Ничего подобного. Их успех в городской жизни был поистине поразительным. В стране нет другого места, где приезжие преуспевали бы так блестяще, если преуспевали. Этому блеску успеха в городской жизни южанин в поразительной степени обязан природе своих недостатков. Если он одерживает верх, побеждает, то не вопреки своему провинциализму, а благодаря ему, не вопреки страху, а благодаря ему и мучительному, терзающему сознанию собственной неполноценности, побуждающим его к сверхчеловеческим усилиям.

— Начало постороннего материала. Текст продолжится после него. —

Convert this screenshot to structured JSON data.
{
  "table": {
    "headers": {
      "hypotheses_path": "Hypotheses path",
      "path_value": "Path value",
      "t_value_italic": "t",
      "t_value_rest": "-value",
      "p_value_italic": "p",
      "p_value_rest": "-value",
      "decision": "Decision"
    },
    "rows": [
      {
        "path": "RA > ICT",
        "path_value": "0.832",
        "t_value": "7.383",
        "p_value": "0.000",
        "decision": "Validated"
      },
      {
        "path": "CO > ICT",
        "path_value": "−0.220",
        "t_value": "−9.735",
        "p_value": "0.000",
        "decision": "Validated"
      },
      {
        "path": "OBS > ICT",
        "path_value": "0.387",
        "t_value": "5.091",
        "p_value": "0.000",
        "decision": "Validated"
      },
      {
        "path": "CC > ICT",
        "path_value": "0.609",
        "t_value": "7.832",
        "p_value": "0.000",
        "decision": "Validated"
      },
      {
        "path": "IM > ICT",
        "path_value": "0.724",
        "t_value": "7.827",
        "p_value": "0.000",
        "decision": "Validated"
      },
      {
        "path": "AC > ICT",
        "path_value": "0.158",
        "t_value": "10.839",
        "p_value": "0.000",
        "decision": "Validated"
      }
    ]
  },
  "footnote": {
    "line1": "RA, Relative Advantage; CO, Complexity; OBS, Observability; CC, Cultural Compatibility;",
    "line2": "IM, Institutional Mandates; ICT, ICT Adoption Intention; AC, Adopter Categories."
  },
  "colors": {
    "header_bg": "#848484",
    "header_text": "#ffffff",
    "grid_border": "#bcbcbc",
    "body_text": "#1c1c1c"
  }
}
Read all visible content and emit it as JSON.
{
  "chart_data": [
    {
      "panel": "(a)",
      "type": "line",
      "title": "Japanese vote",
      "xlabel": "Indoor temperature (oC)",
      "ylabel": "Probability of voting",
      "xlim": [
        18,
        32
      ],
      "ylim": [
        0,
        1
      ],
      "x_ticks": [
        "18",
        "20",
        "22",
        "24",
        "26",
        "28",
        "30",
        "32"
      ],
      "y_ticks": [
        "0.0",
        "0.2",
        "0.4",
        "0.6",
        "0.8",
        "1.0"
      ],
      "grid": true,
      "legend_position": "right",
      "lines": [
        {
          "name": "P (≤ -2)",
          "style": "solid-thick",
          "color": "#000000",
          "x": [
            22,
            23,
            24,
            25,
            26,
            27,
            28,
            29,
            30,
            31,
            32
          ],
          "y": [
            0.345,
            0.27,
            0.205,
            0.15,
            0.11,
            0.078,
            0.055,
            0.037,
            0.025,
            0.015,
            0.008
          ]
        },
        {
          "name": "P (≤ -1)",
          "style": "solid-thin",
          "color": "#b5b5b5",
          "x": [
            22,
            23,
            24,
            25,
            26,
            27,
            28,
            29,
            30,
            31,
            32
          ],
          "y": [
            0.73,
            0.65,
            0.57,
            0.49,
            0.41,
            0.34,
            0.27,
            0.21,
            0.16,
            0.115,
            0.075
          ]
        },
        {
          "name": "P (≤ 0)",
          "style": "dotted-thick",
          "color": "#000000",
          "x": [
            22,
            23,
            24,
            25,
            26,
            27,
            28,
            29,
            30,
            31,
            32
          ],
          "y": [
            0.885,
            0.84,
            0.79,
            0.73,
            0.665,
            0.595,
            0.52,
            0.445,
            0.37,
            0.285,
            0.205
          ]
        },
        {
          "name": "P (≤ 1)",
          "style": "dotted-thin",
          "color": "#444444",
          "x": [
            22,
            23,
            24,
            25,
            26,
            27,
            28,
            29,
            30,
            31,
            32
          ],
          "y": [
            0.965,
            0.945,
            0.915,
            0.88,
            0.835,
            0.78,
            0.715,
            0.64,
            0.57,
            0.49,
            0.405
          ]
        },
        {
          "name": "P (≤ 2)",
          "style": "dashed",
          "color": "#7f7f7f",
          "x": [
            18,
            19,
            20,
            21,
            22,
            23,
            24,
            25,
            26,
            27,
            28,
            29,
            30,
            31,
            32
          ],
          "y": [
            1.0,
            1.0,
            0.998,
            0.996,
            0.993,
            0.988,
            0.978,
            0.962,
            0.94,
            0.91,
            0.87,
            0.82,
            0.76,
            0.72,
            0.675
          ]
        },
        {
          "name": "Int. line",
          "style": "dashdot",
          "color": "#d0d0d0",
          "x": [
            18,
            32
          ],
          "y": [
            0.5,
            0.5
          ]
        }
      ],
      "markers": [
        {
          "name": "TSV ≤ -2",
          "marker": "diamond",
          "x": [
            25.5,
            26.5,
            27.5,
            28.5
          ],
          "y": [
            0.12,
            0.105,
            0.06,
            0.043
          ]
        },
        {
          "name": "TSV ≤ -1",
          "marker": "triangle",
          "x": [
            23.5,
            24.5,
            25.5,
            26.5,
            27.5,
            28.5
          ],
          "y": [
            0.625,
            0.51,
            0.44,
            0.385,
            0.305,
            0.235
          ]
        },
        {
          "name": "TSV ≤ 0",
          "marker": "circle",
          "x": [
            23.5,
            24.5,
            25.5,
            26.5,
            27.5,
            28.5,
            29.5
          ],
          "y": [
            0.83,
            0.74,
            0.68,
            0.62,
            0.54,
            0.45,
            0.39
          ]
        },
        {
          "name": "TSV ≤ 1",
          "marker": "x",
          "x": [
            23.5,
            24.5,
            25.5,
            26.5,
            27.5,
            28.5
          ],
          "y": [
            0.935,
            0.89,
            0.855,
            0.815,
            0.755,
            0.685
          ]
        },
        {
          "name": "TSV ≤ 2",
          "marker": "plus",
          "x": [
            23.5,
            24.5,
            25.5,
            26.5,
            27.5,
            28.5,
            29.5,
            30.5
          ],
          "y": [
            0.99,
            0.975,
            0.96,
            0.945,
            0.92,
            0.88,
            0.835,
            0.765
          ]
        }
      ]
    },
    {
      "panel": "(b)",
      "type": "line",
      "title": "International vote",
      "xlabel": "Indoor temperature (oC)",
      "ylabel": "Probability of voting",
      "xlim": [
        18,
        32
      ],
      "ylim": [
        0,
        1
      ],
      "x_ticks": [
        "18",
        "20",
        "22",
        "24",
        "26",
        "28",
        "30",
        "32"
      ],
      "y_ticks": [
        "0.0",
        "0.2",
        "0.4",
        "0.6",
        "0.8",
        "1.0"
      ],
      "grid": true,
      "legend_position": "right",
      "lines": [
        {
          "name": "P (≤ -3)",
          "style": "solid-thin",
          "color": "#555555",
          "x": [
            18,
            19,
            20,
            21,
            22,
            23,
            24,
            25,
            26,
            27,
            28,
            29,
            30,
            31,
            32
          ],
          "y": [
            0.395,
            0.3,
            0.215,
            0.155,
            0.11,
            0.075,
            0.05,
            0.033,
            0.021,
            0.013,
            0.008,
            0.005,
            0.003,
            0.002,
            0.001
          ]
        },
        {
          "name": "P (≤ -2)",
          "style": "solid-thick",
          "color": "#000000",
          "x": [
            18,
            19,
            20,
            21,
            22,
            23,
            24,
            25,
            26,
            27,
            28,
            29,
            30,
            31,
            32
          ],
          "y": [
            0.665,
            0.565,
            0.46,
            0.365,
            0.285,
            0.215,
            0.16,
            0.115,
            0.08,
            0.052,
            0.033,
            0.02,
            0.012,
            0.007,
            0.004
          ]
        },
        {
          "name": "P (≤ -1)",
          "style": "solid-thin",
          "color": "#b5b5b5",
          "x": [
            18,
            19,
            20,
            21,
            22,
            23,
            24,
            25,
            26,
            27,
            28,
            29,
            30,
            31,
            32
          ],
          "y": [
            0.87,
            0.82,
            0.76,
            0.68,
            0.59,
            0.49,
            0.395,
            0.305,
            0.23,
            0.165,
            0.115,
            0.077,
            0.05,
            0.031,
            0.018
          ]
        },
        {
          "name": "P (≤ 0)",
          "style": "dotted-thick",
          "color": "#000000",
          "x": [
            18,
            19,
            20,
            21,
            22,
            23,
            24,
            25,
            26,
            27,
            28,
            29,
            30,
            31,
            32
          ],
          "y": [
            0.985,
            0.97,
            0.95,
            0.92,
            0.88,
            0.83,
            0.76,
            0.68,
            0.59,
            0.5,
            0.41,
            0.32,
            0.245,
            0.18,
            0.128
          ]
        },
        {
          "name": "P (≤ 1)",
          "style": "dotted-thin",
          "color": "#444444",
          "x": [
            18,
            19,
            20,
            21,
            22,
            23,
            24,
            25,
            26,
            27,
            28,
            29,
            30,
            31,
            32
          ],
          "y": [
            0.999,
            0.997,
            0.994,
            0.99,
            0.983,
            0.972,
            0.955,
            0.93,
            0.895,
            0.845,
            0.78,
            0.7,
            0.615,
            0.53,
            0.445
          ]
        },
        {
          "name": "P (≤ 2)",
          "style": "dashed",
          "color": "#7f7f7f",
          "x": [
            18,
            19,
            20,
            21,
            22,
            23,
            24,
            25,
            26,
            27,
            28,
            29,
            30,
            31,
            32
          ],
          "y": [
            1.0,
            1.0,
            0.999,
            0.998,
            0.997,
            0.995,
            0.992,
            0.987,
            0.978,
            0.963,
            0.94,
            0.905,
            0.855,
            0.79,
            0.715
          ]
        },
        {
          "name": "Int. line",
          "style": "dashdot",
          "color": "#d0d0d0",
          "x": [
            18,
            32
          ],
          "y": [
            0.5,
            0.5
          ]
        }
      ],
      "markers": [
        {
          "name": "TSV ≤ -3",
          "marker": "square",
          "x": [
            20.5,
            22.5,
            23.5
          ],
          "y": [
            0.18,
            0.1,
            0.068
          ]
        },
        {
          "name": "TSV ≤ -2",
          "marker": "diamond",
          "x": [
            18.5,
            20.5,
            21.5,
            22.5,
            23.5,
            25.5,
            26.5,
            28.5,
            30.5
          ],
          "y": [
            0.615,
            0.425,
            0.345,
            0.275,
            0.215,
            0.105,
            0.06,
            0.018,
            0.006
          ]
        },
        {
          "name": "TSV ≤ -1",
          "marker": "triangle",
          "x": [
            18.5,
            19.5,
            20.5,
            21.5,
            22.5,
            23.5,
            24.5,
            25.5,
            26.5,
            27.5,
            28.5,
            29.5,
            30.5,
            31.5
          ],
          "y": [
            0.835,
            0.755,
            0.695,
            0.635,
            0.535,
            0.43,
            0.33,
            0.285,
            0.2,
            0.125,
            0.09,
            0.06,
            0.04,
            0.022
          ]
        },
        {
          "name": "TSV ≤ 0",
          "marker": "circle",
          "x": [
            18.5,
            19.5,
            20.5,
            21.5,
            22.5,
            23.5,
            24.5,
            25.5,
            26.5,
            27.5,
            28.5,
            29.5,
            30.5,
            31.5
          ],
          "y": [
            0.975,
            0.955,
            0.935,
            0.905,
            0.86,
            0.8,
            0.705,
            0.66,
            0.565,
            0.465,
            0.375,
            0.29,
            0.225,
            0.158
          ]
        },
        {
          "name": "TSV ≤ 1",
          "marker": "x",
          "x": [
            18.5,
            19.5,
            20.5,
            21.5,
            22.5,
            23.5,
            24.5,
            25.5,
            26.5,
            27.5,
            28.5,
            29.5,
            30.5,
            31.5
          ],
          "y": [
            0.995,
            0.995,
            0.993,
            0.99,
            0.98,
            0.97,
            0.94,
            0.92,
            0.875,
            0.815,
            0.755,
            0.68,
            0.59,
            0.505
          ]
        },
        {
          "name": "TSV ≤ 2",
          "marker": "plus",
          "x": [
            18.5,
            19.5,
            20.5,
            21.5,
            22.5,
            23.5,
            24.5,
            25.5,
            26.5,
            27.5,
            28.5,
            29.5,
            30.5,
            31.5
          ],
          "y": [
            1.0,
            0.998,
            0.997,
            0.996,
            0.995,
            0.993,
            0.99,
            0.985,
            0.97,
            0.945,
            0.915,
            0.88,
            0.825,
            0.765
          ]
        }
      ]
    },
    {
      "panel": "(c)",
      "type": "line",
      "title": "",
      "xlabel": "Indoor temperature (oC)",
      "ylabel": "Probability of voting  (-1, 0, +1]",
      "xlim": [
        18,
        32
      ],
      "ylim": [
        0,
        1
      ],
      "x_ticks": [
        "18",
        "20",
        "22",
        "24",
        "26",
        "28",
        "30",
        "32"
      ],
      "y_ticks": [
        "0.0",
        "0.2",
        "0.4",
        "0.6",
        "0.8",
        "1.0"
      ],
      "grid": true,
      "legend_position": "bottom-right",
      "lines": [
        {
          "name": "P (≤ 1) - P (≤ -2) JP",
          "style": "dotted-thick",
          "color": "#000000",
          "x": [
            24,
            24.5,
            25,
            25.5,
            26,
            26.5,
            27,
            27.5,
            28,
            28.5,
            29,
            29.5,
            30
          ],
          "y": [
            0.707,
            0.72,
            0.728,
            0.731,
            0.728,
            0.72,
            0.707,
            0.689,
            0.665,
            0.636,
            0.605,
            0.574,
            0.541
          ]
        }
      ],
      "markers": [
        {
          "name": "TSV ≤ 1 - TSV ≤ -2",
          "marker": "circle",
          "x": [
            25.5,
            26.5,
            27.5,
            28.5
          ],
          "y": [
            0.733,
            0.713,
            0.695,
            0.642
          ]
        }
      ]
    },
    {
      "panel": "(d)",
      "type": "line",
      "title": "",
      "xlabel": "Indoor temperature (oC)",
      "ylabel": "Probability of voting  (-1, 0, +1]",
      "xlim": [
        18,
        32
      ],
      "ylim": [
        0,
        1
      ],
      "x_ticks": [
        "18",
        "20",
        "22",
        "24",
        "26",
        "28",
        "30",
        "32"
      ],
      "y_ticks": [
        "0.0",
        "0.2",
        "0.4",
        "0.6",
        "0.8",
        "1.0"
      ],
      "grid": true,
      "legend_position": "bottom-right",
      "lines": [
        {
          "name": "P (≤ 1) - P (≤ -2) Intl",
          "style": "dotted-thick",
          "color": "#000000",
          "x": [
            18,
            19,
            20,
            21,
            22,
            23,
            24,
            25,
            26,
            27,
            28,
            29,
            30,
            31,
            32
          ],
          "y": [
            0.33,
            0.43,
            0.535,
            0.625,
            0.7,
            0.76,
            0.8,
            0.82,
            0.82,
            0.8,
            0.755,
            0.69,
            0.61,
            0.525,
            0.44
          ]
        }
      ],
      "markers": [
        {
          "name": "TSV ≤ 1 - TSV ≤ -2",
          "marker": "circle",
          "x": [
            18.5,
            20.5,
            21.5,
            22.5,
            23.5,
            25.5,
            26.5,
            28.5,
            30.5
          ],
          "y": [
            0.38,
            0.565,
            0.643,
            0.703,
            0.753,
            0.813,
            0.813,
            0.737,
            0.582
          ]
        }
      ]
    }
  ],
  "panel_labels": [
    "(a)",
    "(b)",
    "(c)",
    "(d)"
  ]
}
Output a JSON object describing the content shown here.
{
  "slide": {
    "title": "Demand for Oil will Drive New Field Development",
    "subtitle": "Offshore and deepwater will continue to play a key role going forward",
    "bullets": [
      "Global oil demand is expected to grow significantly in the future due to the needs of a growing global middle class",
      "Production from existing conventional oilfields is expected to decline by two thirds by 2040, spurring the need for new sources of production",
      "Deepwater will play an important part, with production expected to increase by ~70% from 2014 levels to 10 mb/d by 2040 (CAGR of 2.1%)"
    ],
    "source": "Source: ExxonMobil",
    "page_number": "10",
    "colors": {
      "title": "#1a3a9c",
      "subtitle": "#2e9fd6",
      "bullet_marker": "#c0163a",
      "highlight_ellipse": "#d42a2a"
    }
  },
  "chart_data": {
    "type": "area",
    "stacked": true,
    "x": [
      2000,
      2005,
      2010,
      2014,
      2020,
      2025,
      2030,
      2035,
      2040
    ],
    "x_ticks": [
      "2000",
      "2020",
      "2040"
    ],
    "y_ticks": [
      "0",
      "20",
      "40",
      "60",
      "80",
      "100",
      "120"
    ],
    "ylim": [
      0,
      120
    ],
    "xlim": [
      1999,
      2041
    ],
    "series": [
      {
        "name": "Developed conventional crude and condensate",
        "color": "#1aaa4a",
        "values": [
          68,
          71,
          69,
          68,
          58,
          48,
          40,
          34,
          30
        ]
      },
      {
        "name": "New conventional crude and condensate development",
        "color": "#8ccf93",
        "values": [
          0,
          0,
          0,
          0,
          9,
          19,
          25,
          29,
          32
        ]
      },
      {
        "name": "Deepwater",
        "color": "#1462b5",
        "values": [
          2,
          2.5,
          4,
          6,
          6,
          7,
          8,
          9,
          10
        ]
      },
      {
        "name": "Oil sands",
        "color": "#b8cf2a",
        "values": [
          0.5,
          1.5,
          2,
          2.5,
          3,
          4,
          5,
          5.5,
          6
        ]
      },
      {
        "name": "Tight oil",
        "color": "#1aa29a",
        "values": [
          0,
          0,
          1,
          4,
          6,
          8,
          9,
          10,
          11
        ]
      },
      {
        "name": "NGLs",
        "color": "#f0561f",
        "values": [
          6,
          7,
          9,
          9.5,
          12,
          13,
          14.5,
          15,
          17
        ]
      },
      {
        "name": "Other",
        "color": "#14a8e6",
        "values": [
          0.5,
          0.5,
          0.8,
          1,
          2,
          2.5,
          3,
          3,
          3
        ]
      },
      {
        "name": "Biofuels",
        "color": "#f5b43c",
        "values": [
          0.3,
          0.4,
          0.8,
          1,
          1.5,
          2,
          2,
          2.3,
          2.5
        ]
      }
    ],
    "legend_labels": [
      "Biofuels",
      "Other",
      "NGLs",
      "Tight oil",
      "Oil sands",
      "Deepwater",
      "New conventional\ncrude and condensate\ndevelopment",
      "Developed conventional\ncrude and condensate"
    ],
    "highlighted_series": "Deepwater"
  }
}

Южанин зачастую вдохновлен не жалеть усилий, когда находится в неблагоприятных условиях, когда знает это, когда узнает, что мир тоже это знает и на это рассчитывает. Истина эта не раз подтверждалась во время Гражданской войны, когда самые блестящие победы Юга – можно сказать, и самые блестящие поражения – были одержаны при подобных обстоятельствах. Южанину при всех присущих ему чувствительности, уязвимости, пылкости, живости, возбудимости и богатом воображении должен быть ведом страх, и ведом основательно. Однако именно благодаря чувствительности, живости, воображению ему ведом страх перед страхом. И эта вторая разновидность страха зачастую оказывается настолько сильнее первой, что южанин скорее умрет, чем выкажет это. Он будет сражаться не просто как солдат, а как сумасшедший, и зачастую добьется почти невероятной победы против ошеломляюще превосходящих сил, даже когда почти никто на свете не поверил бы, что победа возможна.
Эти факты неоспоримы, более того, восхитительны. Однако в самой их неоспоримости есть некоторая ложность. В самой их силе есть некая опасная слабость. В самом блеске их победы есть прискорбное поражение. Замечательно одержать победу в сражении против сил, имеющих огромный перевес, но не замечательно, нехорошо для здоровья и силы духа быть способным побеждать только имеющие огромный перевес силы. Захватывающе видеть, как солдаты доходят до такой степени безрассудства, что сражаются, как сумасшедшие, но захватывающе также видеть их решительными и сильными в способности сражаться как солдаты. Хорошо быть до такой степени гордым и щепетильным, что боязнь выказать страх оказывается сильнее самого страха, однако подобная сила пылкости, гордости и безрассудства имеет оборотную сторону. Опасность заключается в том, что она может не только подтолкнуть людей к лихорадочному достижению громадных высот, но и низвергнуть их, изможденных и обессиленных, в бездонную бездну, и что человек добивается величайших достижений длительным, упорным трудом.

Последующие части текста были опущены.